What latency actually means in live betting
When we say 'sub-50ms odds latency' we mean a specific number: the p50 wall-clock time between the moment the source feed (Betradar, Genius Sports, BetGenius) publishes an updated price into our aggregator and the moment that price renders in a player's open WebSocket connection. Not server-to-server. Not measured at our edge. Browser-receipt to browser-receipt — the latency the player actually experiences.
Sporbet Soft's production number is 47ms p50, 180ms p99, measured across all enabled markets for all partners over a 30-day rolling window. The p99 is the more useful number for risk teams: a 180ms tail means a sharp bettor cannot reliably arbitrage the platform against a separate live data feed, because the arbitrage window is shorter than human reaction time. Platforms running with 500ms+ p99 latency get arbitraged. Platforms running with 50ms p50 do not.

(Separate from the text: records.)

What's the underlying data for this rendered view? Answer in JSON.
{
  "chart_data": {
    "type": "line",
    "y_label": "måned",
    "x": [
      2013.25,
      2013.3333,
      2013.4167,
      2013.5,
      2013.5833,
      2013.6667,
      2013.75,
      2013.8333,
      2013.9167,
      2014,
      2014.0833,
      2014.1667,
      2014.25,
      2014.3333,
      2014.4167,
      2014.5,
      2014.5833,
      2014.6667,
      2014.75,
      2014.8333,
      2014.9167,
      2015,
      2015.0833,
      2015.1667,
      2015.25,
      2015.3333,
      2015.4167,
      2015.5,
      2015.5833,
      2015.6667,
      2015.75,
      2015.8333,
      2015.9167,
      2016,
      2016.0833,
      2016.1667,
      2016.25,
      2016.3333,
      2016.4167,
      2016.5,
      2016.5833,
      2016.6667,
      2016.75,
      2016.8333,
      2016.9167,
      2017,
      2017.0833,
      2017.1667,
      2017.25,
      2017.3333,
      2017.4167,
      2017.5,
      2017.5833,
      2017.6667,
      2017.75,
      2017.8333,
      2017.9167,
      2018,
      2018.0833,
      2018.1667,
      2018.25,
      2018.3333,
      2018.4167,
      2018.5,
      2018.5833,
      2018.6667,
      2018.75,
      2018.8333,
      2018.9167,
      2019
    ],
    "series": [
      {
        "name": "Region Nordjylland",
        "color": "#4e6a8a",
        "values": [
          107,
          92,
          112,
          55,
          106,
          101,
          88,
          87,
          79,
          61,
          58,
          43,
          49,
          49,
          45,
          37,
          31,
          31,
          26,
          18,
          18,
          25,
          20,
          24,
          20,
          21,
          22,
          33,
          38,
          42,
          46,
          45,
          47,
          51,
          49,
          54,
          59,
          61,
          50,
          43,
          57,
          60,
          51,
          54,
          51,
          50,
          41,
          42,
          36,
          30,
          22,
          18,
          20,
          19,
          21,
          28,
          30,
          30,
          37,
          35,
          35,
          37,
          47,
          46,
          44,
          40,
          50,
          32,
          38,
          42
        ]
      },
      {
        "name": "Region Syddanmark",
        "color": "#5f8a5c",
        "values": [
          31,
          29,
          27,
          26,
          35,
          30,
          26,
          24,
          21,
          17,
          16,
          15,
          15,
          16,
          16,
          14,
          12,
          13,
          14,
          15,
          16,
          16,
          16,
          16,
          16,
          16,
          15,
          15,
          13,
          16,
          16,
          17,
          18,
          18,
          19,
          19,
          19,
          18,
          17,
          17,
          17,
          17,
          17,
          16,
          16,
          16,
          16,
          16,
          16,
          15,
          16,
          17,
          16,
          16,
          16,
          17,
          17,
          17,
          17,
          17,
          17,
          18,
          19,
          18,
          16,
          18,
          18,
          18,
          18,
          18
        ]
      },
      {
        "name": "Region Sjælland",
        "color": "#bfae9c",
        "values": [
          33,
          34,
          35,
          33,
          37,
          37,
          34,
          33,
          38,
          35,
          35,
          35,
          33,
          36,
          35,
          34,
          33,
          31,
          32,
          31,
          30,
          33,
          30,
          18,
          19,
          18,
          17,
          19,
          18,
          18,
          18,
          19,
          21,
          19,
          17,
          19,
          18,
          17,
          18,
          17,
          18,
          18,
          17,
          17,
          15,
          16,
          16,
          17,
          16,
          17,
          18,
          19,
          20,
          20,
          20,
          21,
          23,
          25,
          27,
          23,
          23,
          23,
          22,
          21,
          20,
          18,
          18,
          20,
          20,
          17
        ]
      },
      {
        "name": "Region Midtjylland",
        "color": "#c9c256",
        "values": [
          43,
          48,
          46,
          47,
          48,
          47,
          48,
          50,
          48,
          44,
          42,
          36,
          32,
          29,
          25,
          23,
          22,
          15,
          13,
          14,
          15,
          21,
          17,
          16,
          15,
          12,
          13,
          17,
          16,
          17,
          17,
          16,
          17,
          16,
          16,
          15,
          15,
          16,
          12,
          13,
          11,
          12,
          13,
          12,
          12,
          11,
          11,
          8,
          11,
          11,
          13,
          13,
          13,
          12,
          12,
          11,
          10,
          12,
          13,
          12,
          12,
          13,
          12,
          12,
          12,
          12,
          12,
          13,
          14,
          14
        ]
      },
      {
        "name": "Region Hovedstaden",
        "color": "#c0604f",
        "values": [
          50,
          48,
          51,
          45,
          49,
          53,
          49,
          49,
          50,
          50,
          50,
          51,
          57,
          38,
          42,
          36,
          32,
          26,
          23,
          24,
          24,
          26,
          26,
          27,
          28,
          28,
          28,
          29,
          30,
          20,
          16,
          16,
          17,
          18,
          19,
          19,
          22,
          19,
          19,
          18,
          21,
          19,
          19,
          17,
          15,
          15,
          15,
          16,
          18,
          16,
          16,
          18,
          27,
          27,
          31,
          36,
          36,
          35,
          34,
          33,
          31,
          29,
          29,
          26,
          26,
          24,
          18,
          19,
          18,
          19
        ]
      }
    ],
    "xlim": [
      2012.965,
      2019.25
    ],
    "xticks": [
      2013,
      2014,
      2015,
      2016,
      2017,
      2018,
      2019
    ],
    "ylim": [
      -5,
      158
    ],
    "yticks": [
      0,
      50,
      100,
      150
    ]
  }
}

The architectural rationale for prioritising latency lives in our integration anatomy piece — this article zooms in on the four subsystems that actually deliver the number.
Redis pub/sub fan-out and partitioned subscriptions
The first subsystem is the fan-out layer. When an updated price event lands in our aggregator (after multi-feed validation and margin application), it gets republished onto a Redis pub/sub topic. The topic key is structured: odds:{sport_id}:{league_id}:{market_id}. The choice of granularity matters. Too coarse — for example a single odds topic — and every subscriber gets every event, which crushes the network. Too fine — for example a per-event topic — and a popular Champions League final spawns 50,000 topics for one match.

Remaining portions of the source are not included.